China beats Burma in internet restriction rankings
PRC only worsted by Iran and Cuba
Chinese netizens’ internet freedoms are more restricted even than residents of Burma, according to the latest annual report from independent watchdog Freedom House.
The not-for-profit studied 47 countries around the globe for its Freedom on the Net 2012 report , which is compiled by researchers based in each country analysing legal and regulatory changes, testing accessibility of web sites and interviewing sources between January 2011 and May 2012.
Ratings are then compiled according to three categories; 'obstacles to access', 'limits on content', and 'violation of user rights'.

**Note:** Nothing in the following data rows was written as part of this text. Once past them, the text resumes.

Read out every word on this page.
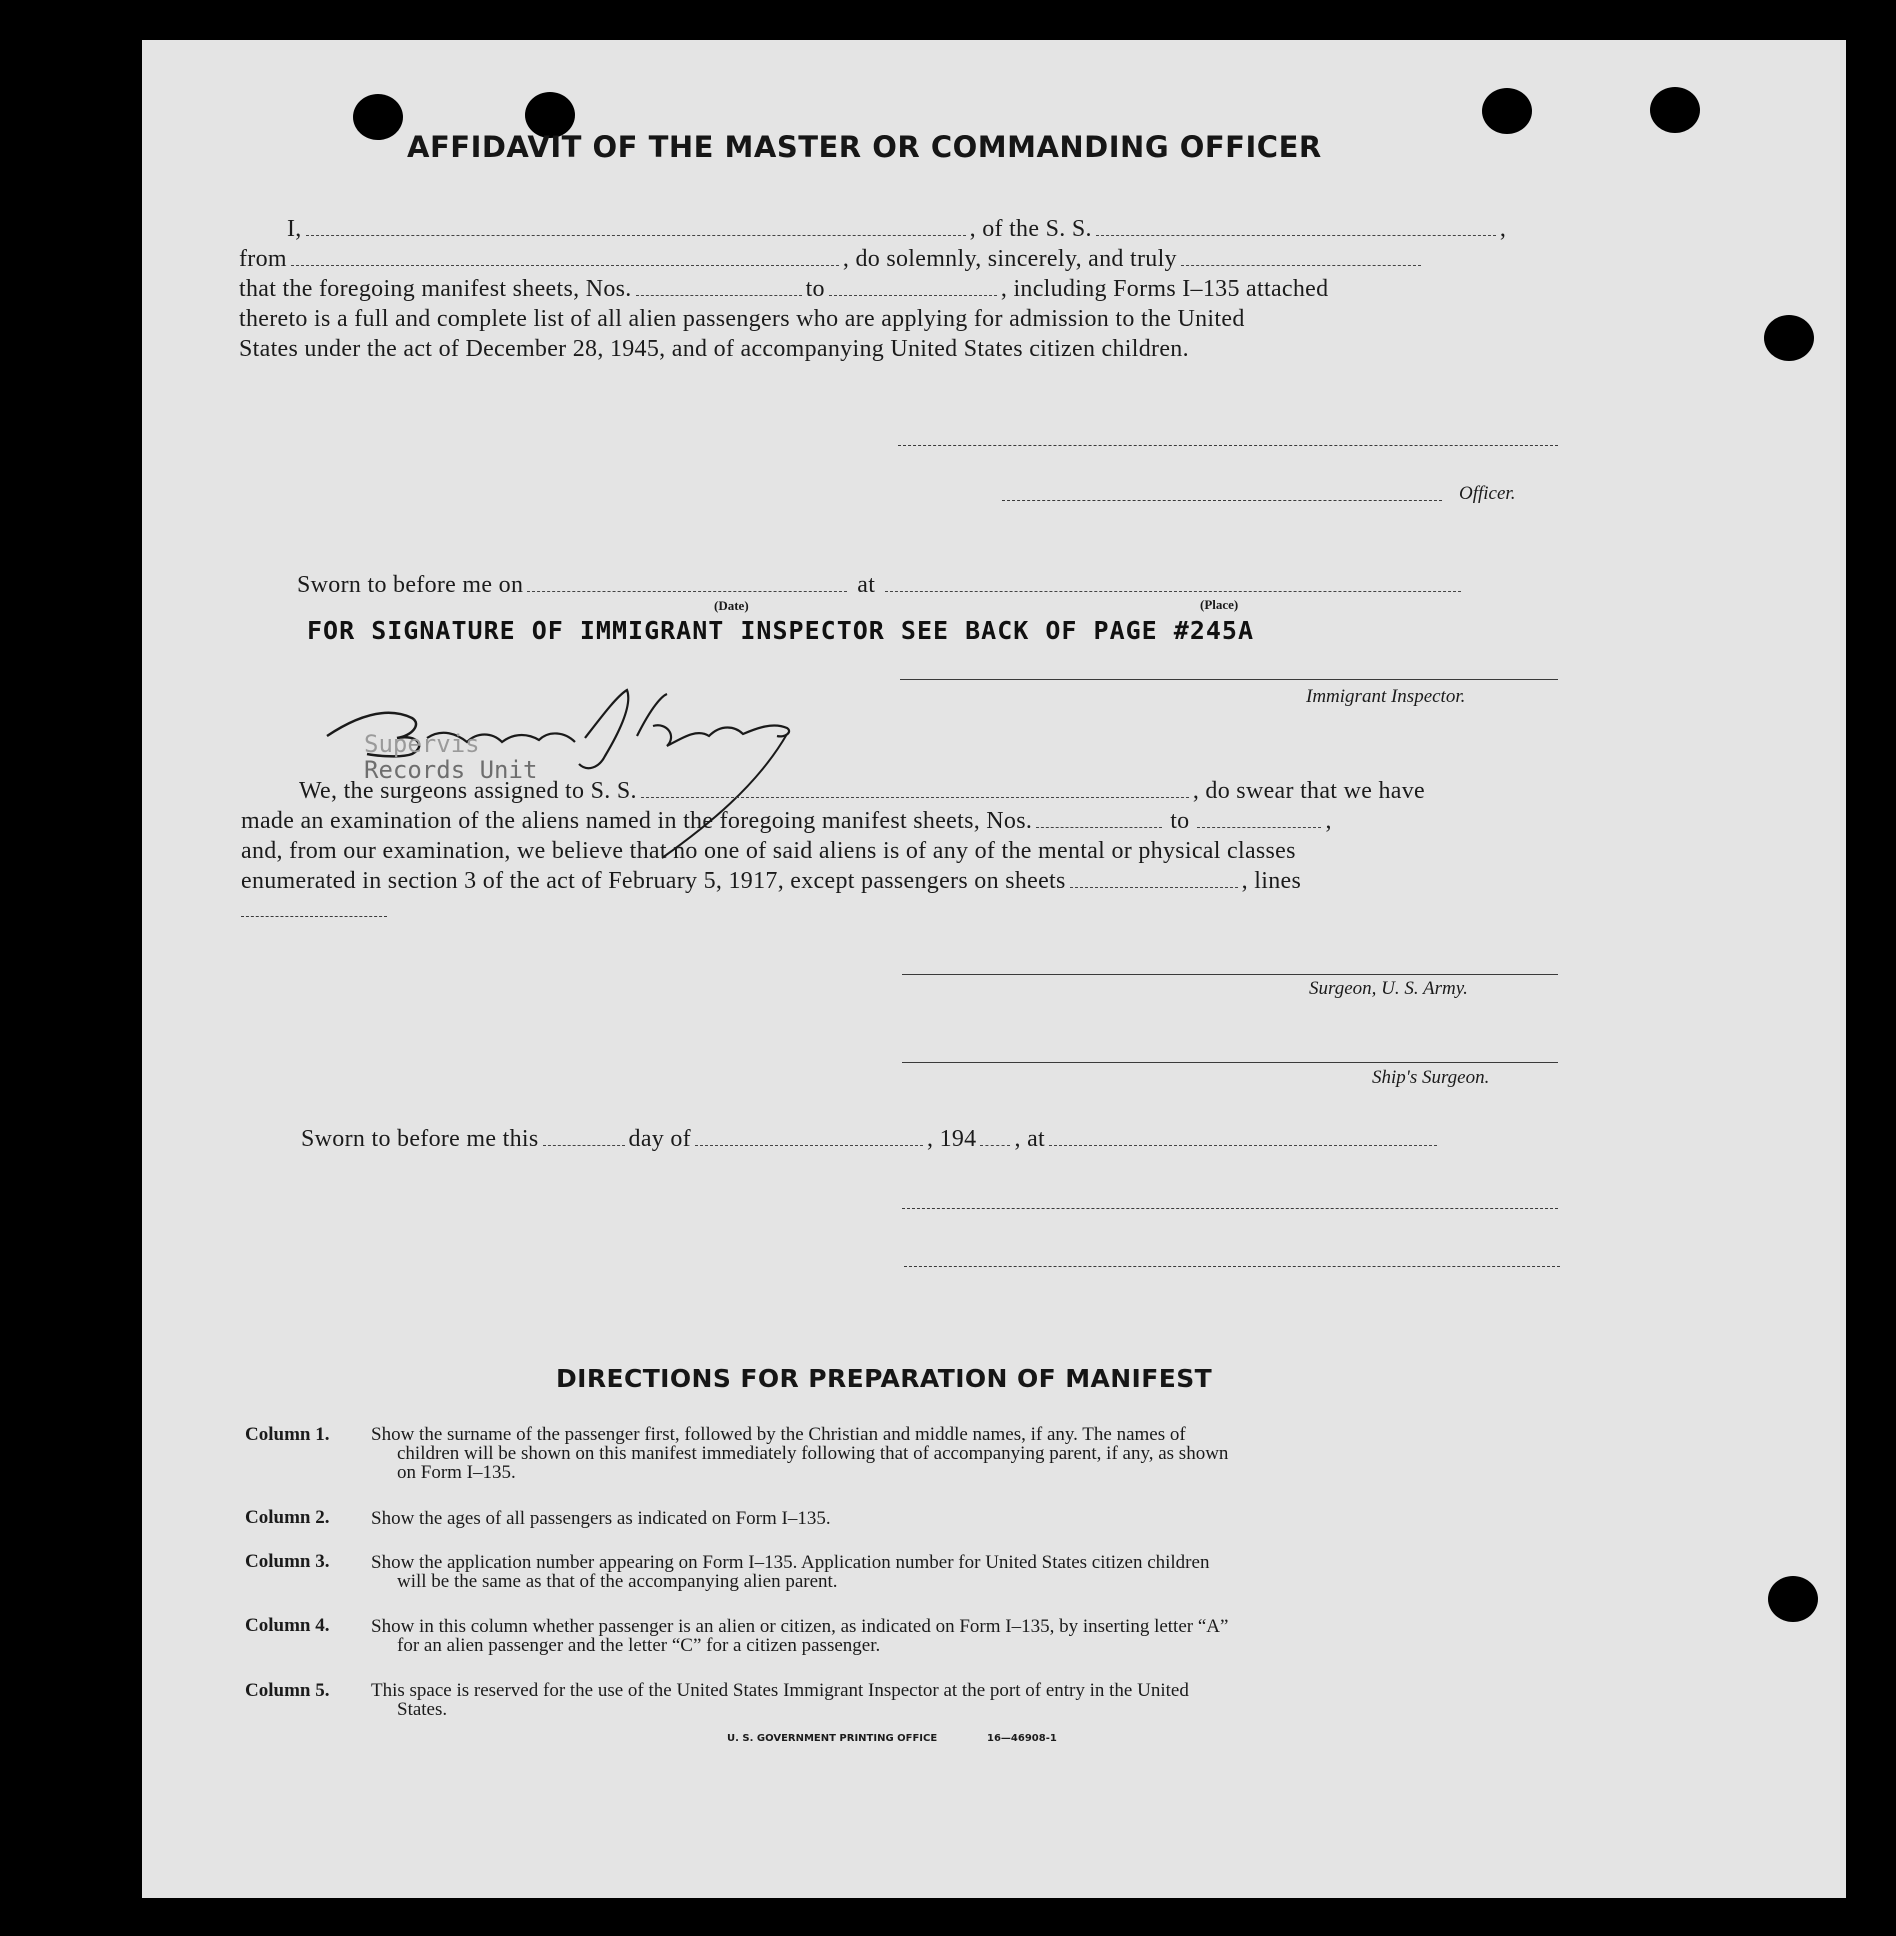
AFFIDAVIT OF THE MASTER OR COMMANDING OFFICER
I,	, of the S. S.	,
from	, do solemnly, sincerely, and truly
that the foregoing manifest sheets, Nos.	to	, including Forms I–135 attached
thereto is a full and complete list of all alien passengers who are applying for admission to the United
States under the act of December 28, 1945, and of accompanying United States citizen children.
Officer.
Sworn to before me on	at
(Date)	(Place)
FOR SIGNATURE OF IMMIGRANT INSPECTOR SEE BACK OF PAGE #245A
Immigrant Inspector.
Supervis
Records Unit
We, the surgeons assigned to S. S.	, do swear that we have
made an examination of the aliens named in the foregoing manifest sheets, Nos.	to	,
and, from our examination, we believe that no one of said aliens is of any of the mental or physical classes
enumerated in section 3 of the act of February 5, 1917, except passengers on sheets	, lines
Surgeon, U. S. Army.
Ship's Surgeon.
Sworn to before me this	day of	, 194 , at
DIRECTIONS FOR PREPARATION OF MANIFEST
Column 1. Show the surname of the passenger first, followed by the Christian and middle names, if any. The names of
children will be shown on this manifest immediately following that of accompanying parent, if any, as shown
on Form I–135.
Column 2. Show the ages of all passengers as indicated on Form I–135.
Column 3. Show the application number appearing on Form I–135. Application number for United States citizen children
will be the same as that of the accompanying alien parent.
Column 4. Show in this column whether passenger is an alien or citizen, as indicated on Form I–135, by inserting letter “A”
for an alien passenger and the letter “C” for a citizen passenger.
Column 5. This space is reserved for the use of the United States Immigrant Inspector at the port of entry in the United
States.
U. S. GOVERNMENT PRINTING OFFICE	16—46908-1
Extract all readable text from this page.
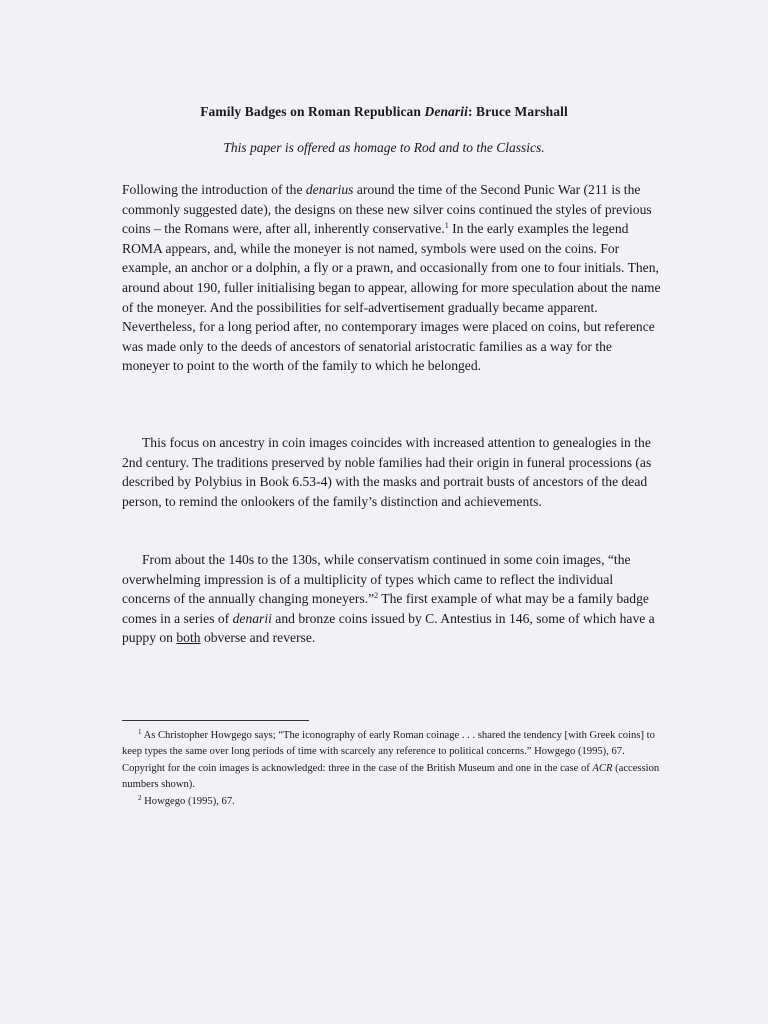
Family Badges on Roman Republican Denarii: Bruce Marshall
This paper is offered as homage to Rod and to the Classics.
Following the introduction of the denarius around the time of the Second Punic War (211 is the commonly suggested date), the designs on these new silver coins continued the styles of previous coins – the Romans were, after all, inherently conservative.$^1$ In the early examples the legend ROMA appears, and, while the moneyer is not named, symbols were used on the coins. For example, an anchor or a dolphin, a fly or a prawn, and occasionally from one to four initials. Then, around about 190, fuller initialising began to appear, allowing for more speculation about the name of the moneyer. And the possibilities for self-advertisement gradually became apparent. Nevertheless, for a long period after, no contemporary images were placed on coins, but reference was made only to the deeds of ancestors of senatorial aristocratic families as a way for the moneyer to point to the worth of the family to which he belonged.
This focus on ancestry in coin images coincides with increased attention to genealogies in the 2nd century. The traditions preserved by noble families had their origin in funeral processions (as described by Polybius in Book 6.53-4) with the masks and portrait busts of ancestors of the dead person, to remind the onlookers of the family’s distinction and achievements.
From about the 140s to the 130s, while conservatism continued in some coin images, “the overwhelming impression is of a multiplicity of types which came to reflect the individual concerns of the annually changing moneyers.”$^2$ The first example of what may be a family badge comes in a series of denarii and bronze coins issued by C. Antestius in 146, some of which have a puppy on both obverse and reverse.

$^1$ As Christopher Howgego says; “The iconography of early Roman coinage . . . shared the tendency [with Greek coins] to keep types the same over long periods of time with scarcely any reference to political concerns.” Howgego (1995), 67. Copyright for the coin images is acknowledged: three in the case of the British Museum and one in the case of ACR (accession numbers shown).

$^2$ Howgego (1995), 67.
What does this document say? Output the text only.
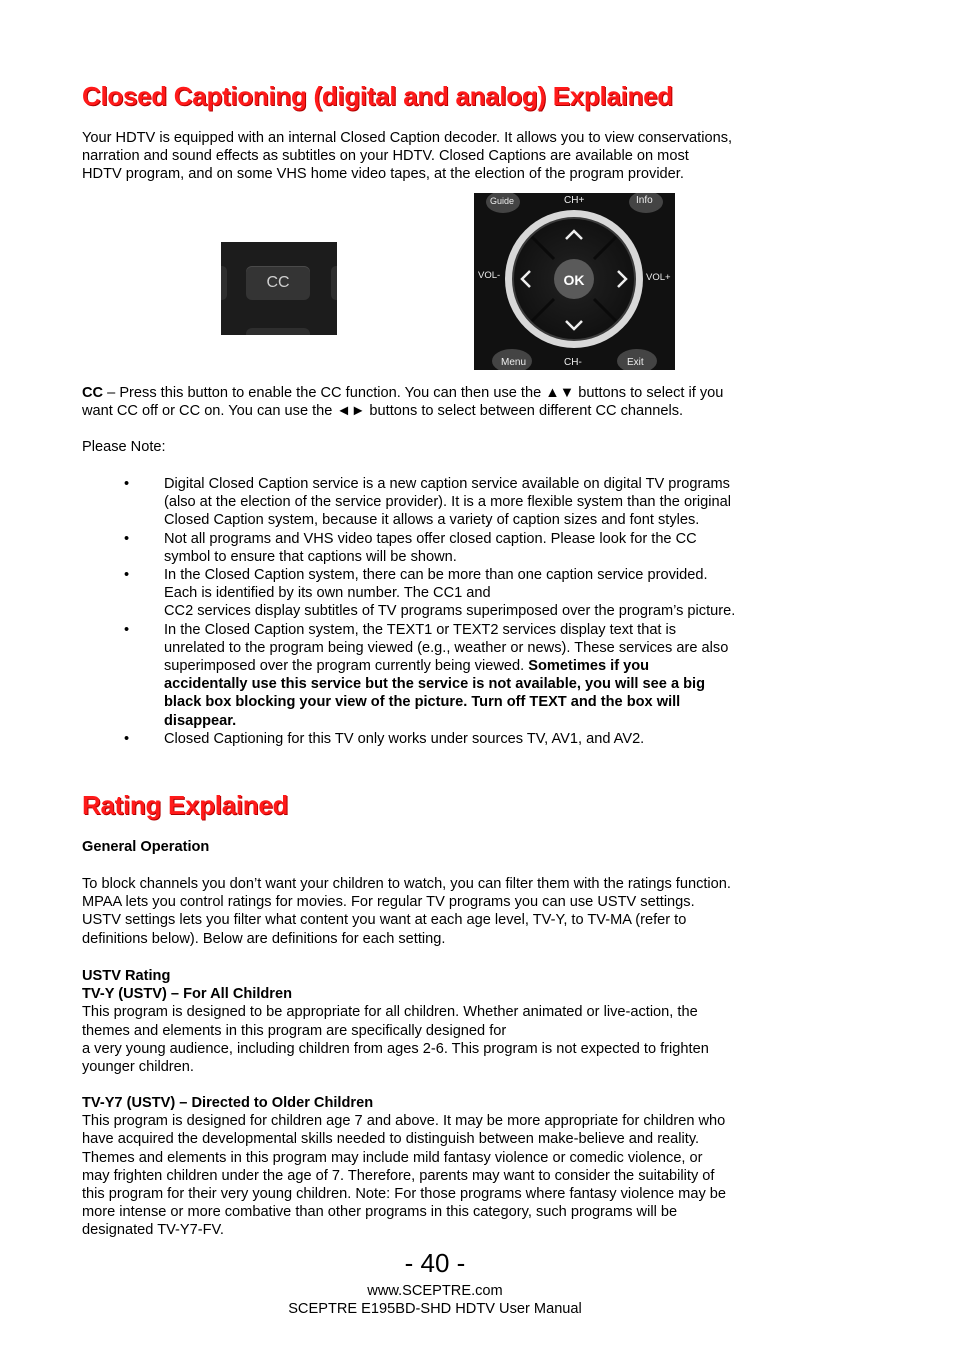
Closed Captioning (digital and analog) Explained

Your HDTV is equipped with an internal Closed Caption decoder. It allows you to view conservations,

narration and sound effects as subtitles on your HDTV. Closed Captions are available on most

HDTV program, and on some VHS home video tapes, at the election of the program provider.

CC
Guide	Info
CH+
VOL-	VOL+
OK
Menu	CH-	Exit

CC – Press this button to enable the CC function. You can then use the ▲▼ buttons to select if you

want CC off or CC on. You can use the ◄► buttons to select between different CC channels.

Please Note:
• Digital Closed Caption service is a new caption service available on digital TV programs

(also at the election of the service provider). It is a more flexible system than the original

Closed Caption system, because it allows a variety of caption sizes and font styles.

• Not all programs and VHS video tapes offer closed caption. Please look for the CC

symbol to ensure that captions will be shown.

• In the Closed Caption system, there can be more than one caption service provided.

Each is identified by its own number. The CC1 and

CC2 services display subtitles of TV programs superimposed over the program’s picture.

• In the Closed Caption system, the TEXT1 or TEXT2 services display text that is

unrelated to the program being viewed (e.g., weather or news). These services are also

superimposed over the program currently being viewed. Sometimes if you

accidentally use this service but the service is not available, you will see a big

black box blocking your view of the picture. Turn off TEXT and the box will

disappear.

• Closed Captioning for this TV only works under sources TV, AV1, and AV2.

Rating Explained
General Operation

To block channels you don’t want your children to watch, you can filter them with the ratings function.

MPAA lets you control ratings for movies. For regular TV programs you can use USTV settings.

USTV settings lets you filter what content you want at each age level, TV-Y, to TV-MA (refer to

definitions below). Below are definitions for each setting.

USTV Rating

TV-Y (USTV) – For All Children

This program is designed to be appropriate for all children. Whether animated or live-action, the

themes and elements in this program are specifically designed for

a very young audience, including children from ages 2-6. This program is not expected to frighten

younger children.

TV-Y7 (USTV) – Directed to Older Children

This program is designed for children age 7 and above. It may be more appropriate for children who

have acquired the developmental skills needed to distinguish between make-believe and reality.

Themes and elements in this program may include mild fantasy violence or comedic violence, or

may frighten children under the age of 7. Therefore, parents may want to consider the suitability of

this program for their very young children. Note: For those programs where fantasy violence may be

more intense or more combative than other programs in this category, such programs will be

designated TV-Y7-FV.

- 40 -
www.SCEPTRE.com
SCEPTRE E195BD-SHD HDTV User Manual
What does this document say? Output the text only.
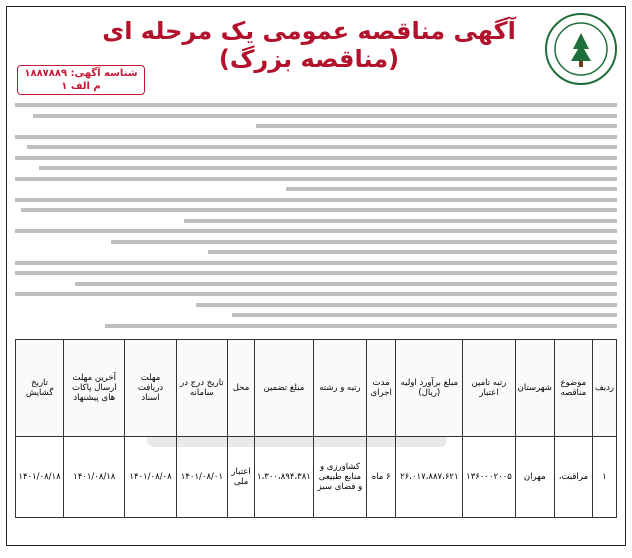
آگهی مناقصه عمومی یک مرحله ای (مناقصه بزرگ)
شناسه آگهی: ۱۸۸۷۸۸۹
م الف ۱
ردیف	موضوع مناقصه	شهرستان	رتبه تامین اعتبار	مبلغ برآورد اولیه (ریال)	مدت اجرای	رتبه و رشته	مبلغ تضمین	محل	تاریخ درج در سامانه	مهلت دریافت اسناد	آخرین مهلت ارسال پاکات های پیشنهاد	تاریخ گشایش
۱	مراقبت،	مهران	۱۳۶۰۰۰۲۰۰۵	۲۶،۰۱۷،۸۸۷،۶۲۱	۶ ماه	کشاورزی و منابع طبیعی و فضای سبز	۱،۳۰۰،۸۹۴،۳۸۱	اعتبار ملی	۱۴۰۱/۰۸/۰۱	۱۴۰۱/۰۸/۰۸	۱۴۰۱/۰۸/۱۸	۱۴۰۱/۰۸/۱۸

It found that on the whole things are getting more restrictive, with 20 out of the 47 studied on a negative trajectory, and that “certain methods that were previously employed only in the most oppressive environments became more widely utilised”.
China was singled out as the most restrictive nation in Asia with a score of 85, two worse than last year. Only Cuba and Iran scored worse ratings.
China also had the dubious distinction of being the only country globally to tick every single box when it comes to internet controls, including "blogger/ICT user physically attacked or killed", and "technical attacks against government critics".
It was also singled out as an “emerging incubator for sophisticated new types of internet restrictions” – that is restricting access to international networks and forcing self-censorship on domestic web service providers such as those that run the popular weibo microblogs like Sina and Tencent.
By contrast, Burma is on the up (in that lower scores mean more internet freedom) with its rating dropping from 88 to 75. India registered a ‘notable’ worsening from 36 to 39, while Pakistan’s was described as ‘significant’ from 55 to 63.
Vietnam also scored badly with 73, although this is unchanged from last year.
Freedom House did note some positives, to whit:
Although Twitter remains blocked in China, a growing number of Chinese users are circumventing censorship to reach it and other restricted sites. Meanwhile domestic microblogging services like Sina Weibo have grown rapidly, surpassing 300 million users by early 2012. Their influence as a source of news and an outlet for public opinion has correspondingly grown. Microblogs’ speed of transmission and other censorship loopholes enabled netizens to outpace censors, draw attention to incipient scandals, and mount online campaigns on various topics.